In failing to offer a timely specialist referral, Dr B failed to provide Ms A with dental care of an appropriate standard, and breached Right 4(1) of the Code.
Opinion: No Breach - The Dental Centre
In addition to any direct liability for a breach of the Code, an employing authority may be vicariously liable under section 72(3) of the Health and Disability Commissioner Act 1994 for any breach of the Code by an agent of the employing authority. Section 72(5) affords a defence for an employing authority if it took such steps as reasonably practicable to prevent the act or omission in question. Dr B clarified that she is self-employed, operates independently, and does not receive a salary from the dental centre (the Centre). She leases a surgery room and is responsible for all the dental care provided to her patients.

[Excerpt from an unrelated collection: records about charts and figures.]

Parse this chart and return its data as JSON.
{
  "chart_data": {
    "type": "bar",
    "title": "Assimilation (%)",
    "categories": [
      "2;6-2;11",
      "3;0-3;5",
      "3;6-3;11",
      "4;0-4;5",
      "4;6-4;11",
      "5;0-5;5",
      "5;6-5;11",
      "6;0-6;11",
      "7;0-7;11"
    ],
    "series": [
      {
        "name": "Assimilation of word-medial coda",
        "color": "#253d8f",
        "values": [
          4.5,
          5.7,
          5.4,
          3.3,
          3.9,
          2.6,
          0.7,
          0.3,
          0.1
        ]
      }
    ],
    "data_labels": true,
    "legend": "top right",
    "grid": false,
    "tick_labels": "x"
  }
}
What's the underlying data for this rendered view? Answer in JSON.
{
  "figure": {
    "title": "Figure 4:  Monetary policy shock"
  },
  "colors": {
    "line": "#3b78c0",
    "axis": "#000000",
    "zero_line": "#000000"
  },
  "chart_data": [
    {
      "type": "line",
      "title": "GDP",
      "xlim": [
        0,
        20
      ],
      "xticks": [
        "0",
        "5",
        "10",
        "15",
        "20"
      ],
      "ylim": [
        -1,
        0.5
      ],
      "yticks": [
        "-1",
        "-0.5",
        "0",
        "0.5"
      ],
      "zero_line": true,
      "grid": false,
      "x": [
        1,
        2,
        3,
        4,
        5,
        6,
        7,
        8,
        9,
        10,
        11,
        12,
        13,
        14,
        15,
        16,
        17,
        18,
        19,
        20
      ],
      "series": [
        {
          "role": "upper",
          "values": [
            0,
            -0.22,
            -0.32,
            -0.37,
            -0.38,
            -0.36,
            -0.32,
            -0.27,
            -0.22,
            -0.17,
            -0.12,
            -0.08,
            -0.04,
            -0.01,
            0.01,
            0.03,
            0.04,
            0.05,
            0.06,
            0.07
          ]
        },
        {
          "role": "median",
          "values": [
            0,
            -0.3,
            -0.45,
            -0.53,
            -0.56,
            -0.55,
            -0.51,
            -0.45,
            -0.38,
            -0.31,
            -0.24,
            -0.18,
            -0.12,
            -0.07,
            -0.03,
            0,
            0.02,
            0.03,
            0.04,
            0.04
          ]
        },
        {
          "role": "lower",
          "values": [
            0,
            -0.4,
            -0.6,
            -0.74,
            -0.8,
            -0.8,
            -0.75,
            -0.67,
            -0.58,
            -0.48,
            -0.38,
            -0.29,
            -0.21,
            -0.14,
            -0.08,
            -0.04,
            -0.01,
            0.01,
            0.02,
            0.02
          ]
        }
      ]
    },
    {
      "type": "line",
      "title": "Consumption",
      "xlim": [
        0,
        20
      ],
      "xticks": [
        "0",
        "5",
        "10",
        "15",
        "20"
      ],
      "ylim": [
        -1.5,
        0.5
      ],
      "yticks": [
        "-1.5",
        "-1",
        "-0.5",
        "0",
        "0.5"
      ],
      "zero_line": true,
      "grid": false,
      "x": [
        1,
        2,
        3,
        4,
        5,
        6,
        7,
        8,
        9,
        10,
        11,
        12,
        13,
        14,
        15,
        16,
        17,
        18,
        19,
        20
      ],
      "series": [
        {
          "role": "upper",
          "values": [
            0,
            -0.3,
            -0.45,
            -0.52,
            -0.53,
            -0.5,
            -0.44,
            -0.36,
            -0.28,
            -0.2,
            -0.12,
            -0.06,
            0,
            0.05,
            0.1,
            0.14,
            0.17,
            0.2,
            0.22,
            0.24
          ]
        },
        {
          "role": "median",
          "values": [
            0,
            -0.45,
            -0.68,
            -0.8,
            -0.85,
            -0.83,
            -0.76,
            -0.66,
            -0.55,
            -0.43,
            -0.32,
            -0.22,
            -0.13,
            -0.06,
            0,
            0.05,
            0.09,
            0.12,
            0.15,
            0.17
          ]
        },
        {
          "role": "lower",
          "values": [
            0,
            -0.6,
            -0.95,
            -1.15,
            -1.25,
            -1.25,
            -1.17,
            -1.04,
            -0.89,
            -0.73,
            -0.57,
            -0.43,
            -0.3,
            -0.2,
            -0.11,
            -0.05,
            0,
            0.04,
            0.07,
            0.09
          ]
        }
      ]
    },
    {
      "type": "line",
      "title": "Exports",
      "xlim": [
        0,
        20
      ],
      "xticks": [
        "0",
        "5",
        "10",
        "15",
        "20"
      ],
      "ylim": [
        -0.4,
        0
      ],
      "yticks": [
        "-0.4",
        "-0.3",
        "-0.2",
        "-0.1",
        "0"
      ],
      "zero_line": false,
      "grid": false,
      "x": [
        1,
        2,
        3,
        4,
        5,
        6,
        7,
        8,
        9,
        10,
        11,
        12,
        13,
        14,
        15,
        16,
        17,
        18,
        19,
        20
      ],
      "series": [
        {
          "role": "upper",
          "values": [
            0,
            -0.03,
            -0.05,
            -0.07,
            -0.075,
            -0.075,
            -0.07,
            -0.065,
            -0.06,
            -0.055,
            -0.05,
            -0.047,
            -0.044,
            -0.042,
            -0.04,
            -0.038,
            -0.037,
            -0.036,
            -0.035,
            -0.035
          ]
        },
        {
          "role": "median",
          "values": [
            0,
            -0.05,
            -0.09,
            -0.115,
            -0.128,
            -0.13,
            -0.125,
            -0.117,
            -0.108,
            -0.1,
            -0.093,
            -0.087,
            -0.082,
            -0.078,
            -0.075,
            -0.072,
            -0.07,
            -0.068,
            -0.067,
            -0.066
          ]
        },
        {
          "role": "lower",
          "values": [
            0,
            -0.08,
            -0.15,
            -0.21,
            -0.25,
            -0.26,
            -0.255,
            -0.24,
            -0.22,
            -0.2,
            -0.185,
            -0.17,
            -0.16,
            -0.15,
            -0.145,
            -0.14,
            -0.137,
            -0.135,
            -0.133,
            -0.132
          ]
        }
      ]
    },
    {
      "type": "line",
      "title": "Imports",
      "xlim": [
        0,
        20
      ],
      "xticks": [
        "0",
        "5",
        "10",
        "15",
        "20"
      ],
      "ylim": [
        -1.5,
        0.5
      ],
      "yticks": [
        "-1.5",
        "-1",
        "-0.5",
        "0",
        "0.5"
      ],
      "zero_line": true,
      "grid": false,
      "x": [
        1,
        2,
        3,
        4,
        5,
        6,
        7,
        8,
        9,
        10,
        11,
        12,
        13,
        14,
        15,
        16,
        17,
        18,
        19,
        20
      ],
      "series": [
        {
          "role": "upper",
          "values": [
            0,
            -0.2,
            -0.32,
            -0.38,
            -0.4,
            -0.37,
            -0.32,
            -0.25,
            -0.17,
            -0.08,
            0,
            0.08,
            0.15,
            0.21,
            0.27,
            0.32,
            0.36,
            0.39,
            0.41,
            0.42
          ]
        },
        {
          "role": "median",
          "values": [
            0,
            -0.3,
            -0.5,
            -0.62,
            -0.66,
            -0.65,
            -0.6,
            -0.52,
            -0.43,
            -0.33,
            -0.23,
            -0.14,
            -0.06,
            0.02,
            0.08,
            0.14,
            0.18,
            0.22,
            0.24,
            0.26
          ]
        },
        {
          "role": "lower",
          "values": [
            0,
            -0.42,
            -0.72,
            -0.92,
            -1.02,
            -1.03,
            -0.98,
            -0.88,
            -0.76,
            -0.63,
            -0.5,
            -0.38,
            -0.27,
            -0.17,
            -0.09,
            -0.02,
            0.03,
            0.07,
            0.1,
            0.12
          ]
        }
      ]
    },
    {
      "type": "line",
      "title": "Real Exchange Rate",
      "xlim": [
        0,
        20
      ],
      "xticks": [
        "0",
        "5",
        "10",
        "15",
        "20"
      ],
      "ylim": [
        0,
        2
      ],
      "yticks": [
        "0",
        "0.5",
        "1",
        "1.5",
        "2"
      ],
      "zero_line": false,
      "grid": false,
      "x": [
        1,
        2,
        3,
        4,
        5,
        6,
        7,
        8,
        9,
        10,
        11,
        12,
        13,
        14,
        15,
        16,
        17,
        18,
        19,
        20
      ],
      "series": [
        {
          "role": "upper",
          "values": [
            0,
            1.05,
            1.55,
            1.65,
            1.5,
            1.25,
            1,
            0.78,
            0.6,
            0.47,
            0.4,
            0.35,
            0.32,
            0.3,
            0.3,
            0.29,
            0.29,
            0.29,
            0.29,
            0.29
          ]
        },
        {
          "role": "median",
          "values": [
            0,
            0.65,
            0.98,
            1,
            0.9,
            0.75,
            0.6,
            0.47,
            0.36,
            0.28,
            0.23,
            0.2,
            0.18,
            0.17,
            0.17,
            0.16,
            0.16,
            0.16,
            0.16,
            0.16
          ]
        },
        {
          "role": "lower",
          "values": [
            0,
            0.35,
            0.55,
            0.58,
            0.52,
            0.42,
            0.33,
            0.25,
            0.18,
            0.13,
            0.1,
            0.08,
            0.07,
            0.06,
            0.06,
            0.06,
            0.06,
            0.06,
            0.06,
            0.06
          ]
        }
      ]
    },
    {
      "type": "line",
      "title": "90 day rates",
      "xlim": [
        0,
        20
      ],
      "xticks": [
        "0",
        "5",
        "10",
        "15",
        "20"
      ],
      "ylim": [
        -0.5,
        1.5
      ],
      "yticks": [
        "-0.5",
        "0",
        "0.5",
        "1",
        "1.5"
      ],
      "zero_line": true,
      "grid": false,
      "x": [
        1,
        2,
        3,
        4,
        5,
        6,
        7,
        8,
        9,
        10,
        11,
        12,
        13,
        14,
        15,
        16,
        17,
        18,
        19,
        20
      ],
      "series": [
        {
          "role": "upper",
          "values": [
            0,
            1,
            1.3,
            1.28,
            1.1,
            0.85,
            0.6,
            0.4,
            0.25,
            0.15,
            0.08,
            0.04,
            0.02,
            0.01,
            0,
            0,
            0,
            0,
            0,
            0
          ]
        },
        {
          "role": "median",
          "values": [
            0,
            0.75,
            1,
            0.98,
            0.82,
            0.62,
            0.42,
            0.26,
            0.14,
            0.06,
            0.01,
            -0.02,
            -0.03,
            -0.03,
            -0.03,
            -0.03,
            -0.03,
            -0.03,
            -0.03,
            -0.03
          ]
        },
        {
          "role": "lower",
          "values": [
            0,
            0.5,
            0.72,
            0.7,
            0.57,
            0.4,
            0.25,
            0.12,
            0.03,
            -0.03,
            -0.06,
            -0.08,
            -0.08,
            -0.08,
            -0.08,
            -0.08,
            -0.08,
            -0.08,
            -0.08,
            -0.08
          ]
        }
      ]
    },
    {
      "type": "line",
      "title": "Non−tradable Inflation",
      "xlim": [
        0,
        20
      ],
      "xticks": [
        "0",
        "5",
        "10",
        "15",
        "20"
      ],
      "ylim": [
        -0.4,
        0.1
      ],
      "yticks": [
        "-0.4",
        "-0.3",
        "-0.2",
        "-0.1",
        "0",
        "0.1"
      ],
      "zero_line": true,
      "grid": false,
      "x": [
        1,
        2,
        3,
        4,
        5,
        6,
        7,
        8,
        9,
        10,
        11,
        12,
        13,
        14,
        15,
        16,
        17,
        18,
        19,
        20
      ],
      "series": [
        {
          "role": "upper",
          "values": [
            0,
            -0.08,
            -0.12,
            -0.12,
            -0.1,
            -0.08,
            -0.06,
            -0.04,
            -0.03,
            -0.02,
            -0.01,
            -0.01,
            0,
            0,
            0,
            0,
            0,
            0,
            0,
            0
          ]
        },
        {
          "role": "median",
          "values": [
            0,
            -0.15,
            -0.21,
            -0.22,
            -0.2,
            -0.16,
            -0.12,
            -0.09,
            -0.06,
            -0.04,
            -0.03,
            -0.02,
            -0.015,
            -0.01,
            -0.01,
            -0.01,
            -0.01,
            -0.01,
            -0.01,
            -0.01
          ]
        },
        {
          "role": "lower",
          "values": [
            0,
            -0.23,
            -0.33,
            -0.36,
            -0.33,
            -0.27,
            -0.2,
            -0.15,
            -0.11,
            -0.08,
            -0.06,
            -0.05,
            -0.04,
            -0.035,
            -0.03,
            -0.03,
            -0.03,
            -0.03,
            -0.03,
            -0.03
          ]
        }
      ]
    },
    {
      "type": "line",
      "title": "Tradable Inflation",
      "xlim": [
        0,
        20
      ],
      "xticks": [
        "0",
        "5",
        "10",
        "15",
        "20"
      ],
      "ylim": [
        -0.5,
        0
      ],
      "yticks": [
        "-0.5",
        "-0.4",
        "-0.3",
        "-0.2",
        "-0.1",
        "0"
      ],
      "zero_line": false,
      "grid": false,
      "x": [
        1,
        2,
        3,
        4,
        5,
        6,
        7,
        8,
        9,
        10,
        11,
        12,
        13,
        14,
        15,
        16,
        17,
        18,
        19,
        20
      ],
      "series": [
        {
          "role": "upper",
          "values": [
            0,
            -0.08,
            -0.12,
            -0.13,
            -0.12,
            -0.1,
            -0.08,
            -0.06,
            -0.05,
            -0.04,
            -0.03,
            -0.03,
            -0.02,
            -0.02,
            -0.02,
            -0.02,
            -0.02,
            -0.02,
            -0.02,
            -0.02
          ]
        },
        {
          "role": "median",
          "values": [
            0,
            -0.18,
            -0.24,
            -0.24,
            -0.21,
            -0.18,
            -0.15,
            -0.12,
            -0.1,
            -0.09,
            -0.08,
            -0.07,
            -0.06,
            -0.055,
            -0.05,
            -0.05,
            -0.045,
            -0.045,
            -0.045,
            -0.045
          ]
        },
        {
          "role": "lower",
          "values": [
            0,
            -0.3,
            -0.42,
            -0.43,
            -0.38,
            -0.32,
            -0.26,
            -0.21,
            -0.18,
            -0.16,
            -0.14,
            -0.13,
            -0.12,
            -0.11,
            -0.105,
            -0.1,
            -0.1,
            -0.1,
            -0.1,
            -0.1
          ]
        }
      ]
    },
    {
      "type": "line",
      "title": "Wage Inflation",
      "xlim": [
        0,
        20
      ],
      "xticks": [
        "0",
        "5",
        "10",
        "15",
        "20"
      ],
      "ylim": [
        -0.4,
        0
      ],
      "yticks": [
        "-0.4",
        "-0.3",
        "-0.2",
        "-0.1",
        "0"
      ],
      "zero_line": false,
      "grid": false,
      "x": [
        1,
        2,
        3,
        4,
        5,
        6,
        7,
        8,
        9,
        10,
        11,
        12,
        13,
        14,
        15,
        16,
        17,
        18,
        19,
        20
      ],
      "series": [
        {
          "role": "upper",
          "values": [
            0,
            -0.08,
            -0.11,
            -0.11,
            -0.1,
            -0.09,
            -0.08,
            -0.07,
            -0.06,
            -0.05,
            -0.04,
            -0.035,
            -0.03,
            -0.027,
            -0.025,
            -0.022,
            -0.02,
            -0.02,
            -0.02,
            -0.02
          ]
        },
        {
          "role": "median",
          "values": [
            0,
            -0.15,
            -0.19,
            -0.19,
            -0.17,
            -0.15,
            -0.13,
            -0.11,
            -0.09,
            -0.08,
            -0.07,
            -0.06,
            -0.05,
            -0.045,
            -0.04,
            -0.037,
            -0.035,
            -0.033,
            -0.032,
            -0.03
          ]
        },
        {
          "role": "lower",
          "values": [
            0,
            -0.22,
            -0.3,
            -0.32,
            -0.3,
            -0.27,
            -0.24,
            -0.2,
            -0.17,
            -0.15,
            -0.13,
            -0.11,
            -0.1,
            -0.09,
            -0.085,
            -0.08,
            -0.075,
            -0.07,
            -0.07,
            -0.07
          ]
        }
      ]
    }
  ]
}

The exact legal relationship between Dr B and the Centre is not entirely clear. It is possible that Dr B could be an agent of the Centre, and that the Centre could be vicariously liable for Dr B's acts and omissions. In this case, I am satisfied that Dr B's failure to offer a timely specialist referral was an independent clinical decision, and not one that an employing authority could have prevented. Accordingly, the Centre is not vicariously liable for Dr B's breaches of the Code.
Actions taken
In response to the provisional opinion, Dr B accepted that she breached Right 4(1) of the Code in relation to the care she provided Ms A on 1 March 2005, and provided a written apology. Dr B commented:
"I have carefully noted the recommendations regarding follow-up appointments after treatment, and also the need to more carefully consider and offer referral to a patient when treatment appears difficult in relation to my own GP [general practice[1]] expertise.
This has been a salutary lesson for me."
Follow-up actions
- A copy of my final report will be sent to the Dental Council of New Zealand.
- A copy of my final report, with details identifying the parties removed, will be sent to the New Zealand Dental Association, and placed on the Health and Disability Commissioner website, www.hdc.org.nz, for educational purposes.